Теряя себя | страница 45
Любой шорох сгоняет меня обратно, и я опять прячусь в своей спальне, совершенно не понимая, зачем я здесь, если за все это время обо мне ни разу не вспомнили. И нет, мне не обидно, разве только чуть-чуть, потому что до ужаса хочется знать причину такого стойкого равнодушия Рэми. Быть может, как только он сделал меня “своей “, как выразилась Адель, он потерял ко мне всякий интерес и теперь уже рассматривает только как донора, но даже для этих целей меня ни разу не вызывали.
Одна Мадлен продолжает приходить ко мне три раза в день, и я даже интересовалась у нее про Адель, с которой за все это время так и не виделась.

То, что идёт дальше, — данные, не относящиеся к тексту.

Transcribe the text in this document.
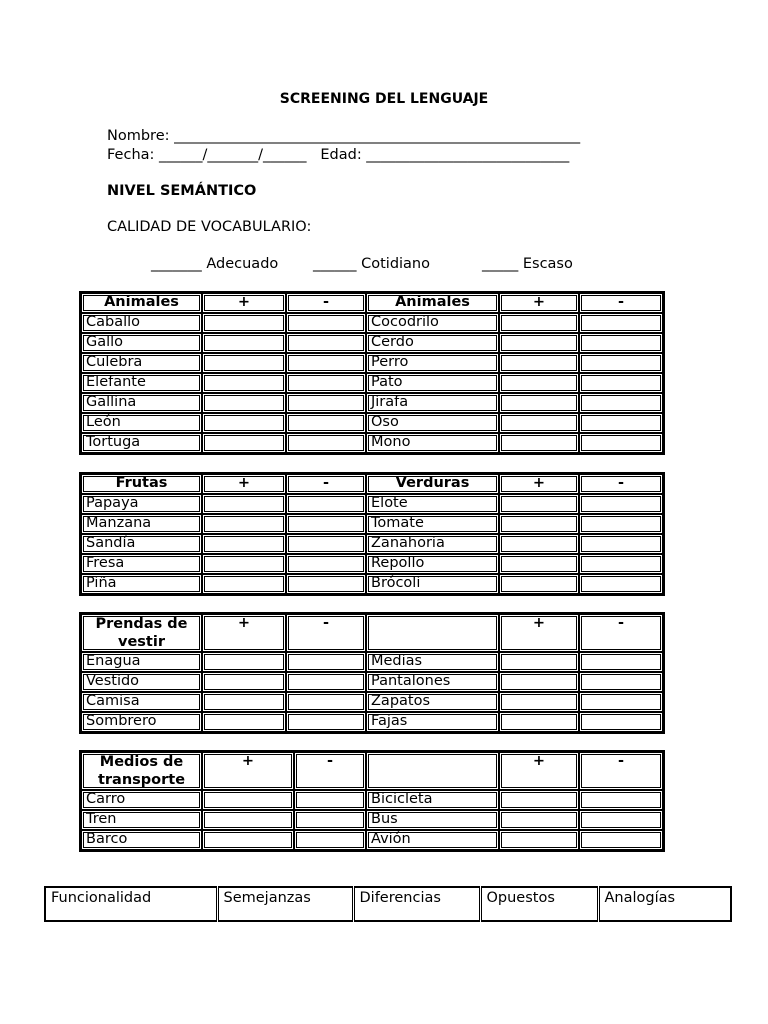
SCREENING DEL LENGUAJE
Nombre: ________________________________________________________
Fecha: ______/_______/______   Edad: ____________________________
NIVEL SEMÁNTICO
CALIDAD DE VOCABULARIO:
_______ Adecuado ______ Cotidiano	_____ Escaso
Animales	+	-	Animales	+	-
Caballo			Cocodrilo		
Gallo			Cerdo		
Culebra			Perro		
Elefante			Pato		
Gallina			Jirafa		
León			Oso		
Tortuga			Mono		
Frutas	+	-	Verduras	+	-
Papaya			Elote		
Manzana			Tomate		
Sandía			Zanahoria		
Fresa			Repollo		
Piña			Brócoli		
Prendas de vestir	+	-		+	-
Enagua			Medias		
Vestido			Pantalones		
Camisa			Zapatos		
Sombrero			Fajas		
Medios de transporte	+	-		+	-
Carro			Bicicleta		
Tren			Bus		
Barco			Avión		
Funcionalidad	Semejanzas	Diferencias	Opuestos	Analogías
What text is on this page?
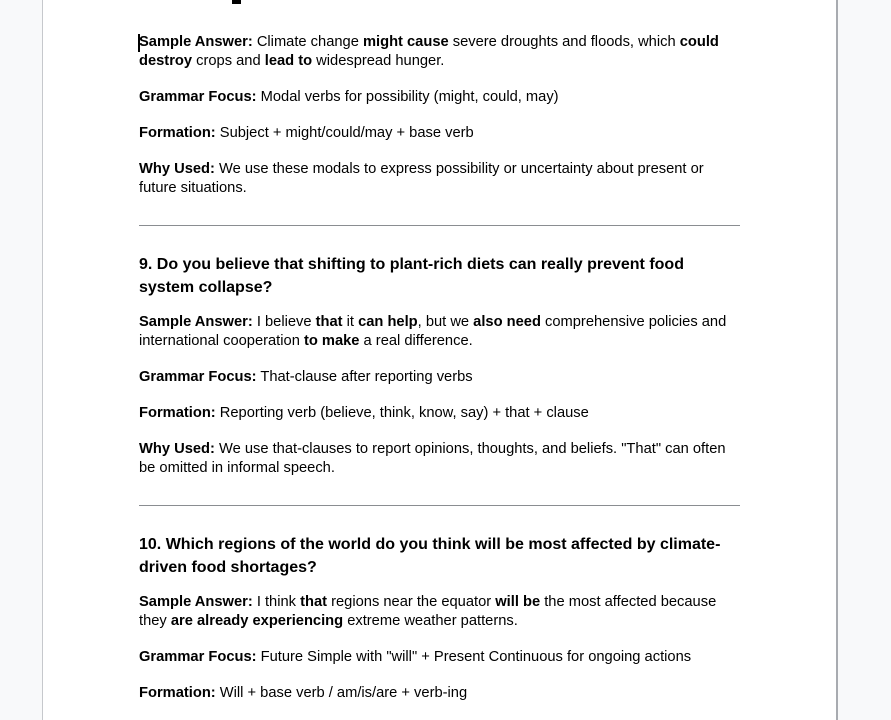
Sample Answer: Climate change might cause severe droughts and floods, which could destroy crops and lead to widespread hunger.

Grammar Focus: Modal verbs for possibility (might, could, may)

Formation: Subject + might/could/may + base verb

Why Used: We use these modals to express possibility or uncertainty about present or future situations.

9. Do you believe that shifting to plant-rich diets can really prevent food system collapse?

Sample Answer: I believe that it can help, but we also need comprehensive policies and international cooperation to make a real difference.

Grammar Focus: That-clause after reporting verbs

Formation: Reporting verb (believe, think, know, say) + that + clause

Why Used: We use that-clauses to report opinions, thoughts, and beliefs. "That" can often be omitted in informal speech.

10. Which regions of the world do you think will be most affected by climate-driven food shortages?

Sample Answer: I think that regions near the equator will be the most affected because they are already experiencing extreme weather patterns.

Grammar Focus: Future Simple with "will" + Present Continuous for ongoing actions

Formation: Will + base verb / am/is/are + verb-ing
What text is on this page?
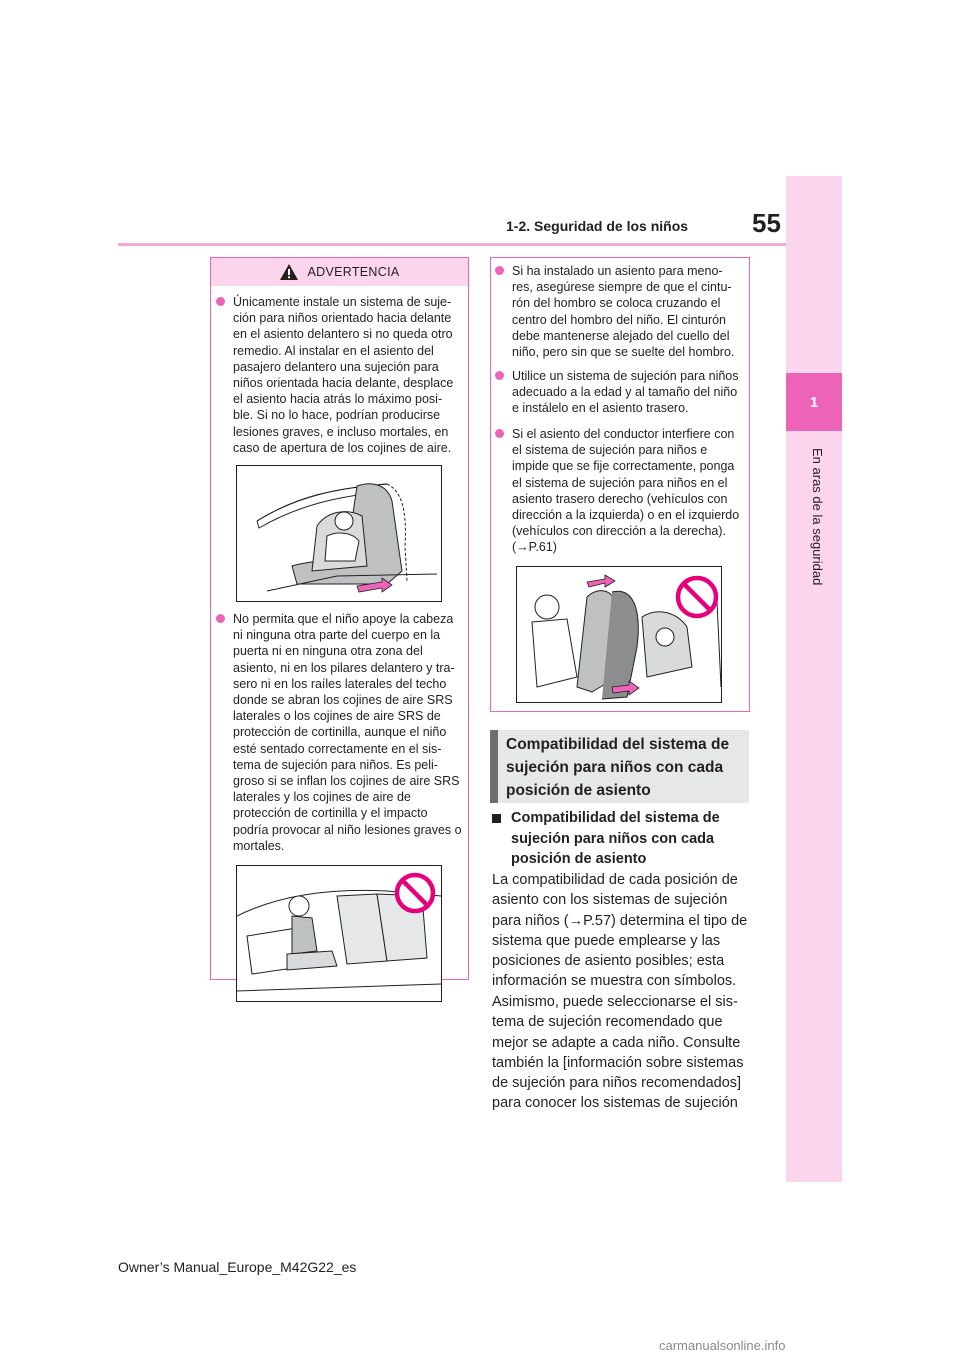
55
1-2. Seguridad de los niños
1
En aras de la seguridad
ADVERTENCIA
Únicamente instale un sistema de suje-ción para niños orientado hacia delante en el asiento delantero si no queda otro remedio. Al instalar en el asiento del pasajero delantero una sujeción para niños orientada hacia delante, desplace el asiento hacia atrás lo máximo posi-ble. Si no lo hace, podrían producirse lesiones graves, e incluso mortales, en caso de apertura de los cojines de aire.
No permita que el niño apoye la cabeza ni ninguna otra parte del cuerpo en la puerta ni en ninguna otra zona del asiento, ni en los pilares delantero y tra-sero ni en los raíles laterales del techo donde se abran los cojines de aire SRS laterales o los cojines de aire SRS de protección de cortinilla, aunque el niño esté sentado correctamente en el sis-tema de sujeción para niños. Es peli-groso si se inflan los cojines de aire SRS laterales y los cojines de aire de protección de cortinilla y el impacto podría provocar al niño lesiones graves o mortales.
Si ha instalado un asiento para meno-res, asegúrese siempre de que el cintu-rón del hombro se coloca cruzando el centro del hombro del niño. El cinturón debe mantenerse alejado del cuello del niño, pero sin que se suelte del hombro.
Utilice un sistema de sujeción para niños adecuado a la edad y al tamaño del niño e instálelo en el asiento trasero.
Si el asiento del conductor interfiere con el sistema de sujeción para niños e impide que se fije correctamente, ponga el sistema de sujeción para niños en el asiento trasero derecho (vehículos con dirección a la izquierda) o en el izquierdo (vehículos con dirección a la derecha). (→P.61)
Compatibilidad del sistema de sujeción para niños con cada posición de asiento
Compatibilidad del sistema de sujeción para niños con cada posición de asiento
La compatibilidad de cada posición de asiento con los sistemas de sujeción para niños (→P.57) determina el tipo de sistema que puede emplearse y las posiciones de asiento posibles; esta información se muestra con símbolos.
Asimismo, puede seleccionarse el sis-tema de sujeción recomendado que mejor se adapte a cada niño. Consulte también la [información sobre sistemas de sujeción para niños recomendados] para conocer los sistemas de sujeción
Owner’s Manual_Europe_M42G22_es
carmanualsonline.info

И, стоит признать, я начинаю скучать по ее обществу, по ее аристократической уверенности и размеренной речи, а еще шансу узнать что-нибудь еще. Так или иначе я продолжаю тонуть в одиночестве и от нечего делать, наконец, решаюсь заглянуть в дальнюю комнату, которая не дает мне покоя, будто за дверью скрывается еще одна тайна, которая поможет мне понять загадочный мир Господина.
Я вхожу в нее несмело, стараясь не шуметь и сразу же закрывая за собой дверь. Сейчас вечер, и через зашторенную полупрозрачной вуалью стеклянную дверь, ведущую, скорее всего, на балкон, я вижу силуэты туч, нависших над землей и готовящихся разразиться осенними слезами. Они клубятся над домом, из-за чего в комнате властвует таинственный полумрак, но даже в нем я могу рассмотреть, насколько сильно этак комната отличается от остальных. Здесь нет кричащей роскоши, и повседневная сдержанность застывает на современной мебели из белого материала. Может, поэтому спальня кажется легкой, воздушной, свежей, даже на фоне темнеющего вечера, который набирает обороты по мере того, как небо густеет серостью, а в окна начинают стучаьтся первые капли дождя.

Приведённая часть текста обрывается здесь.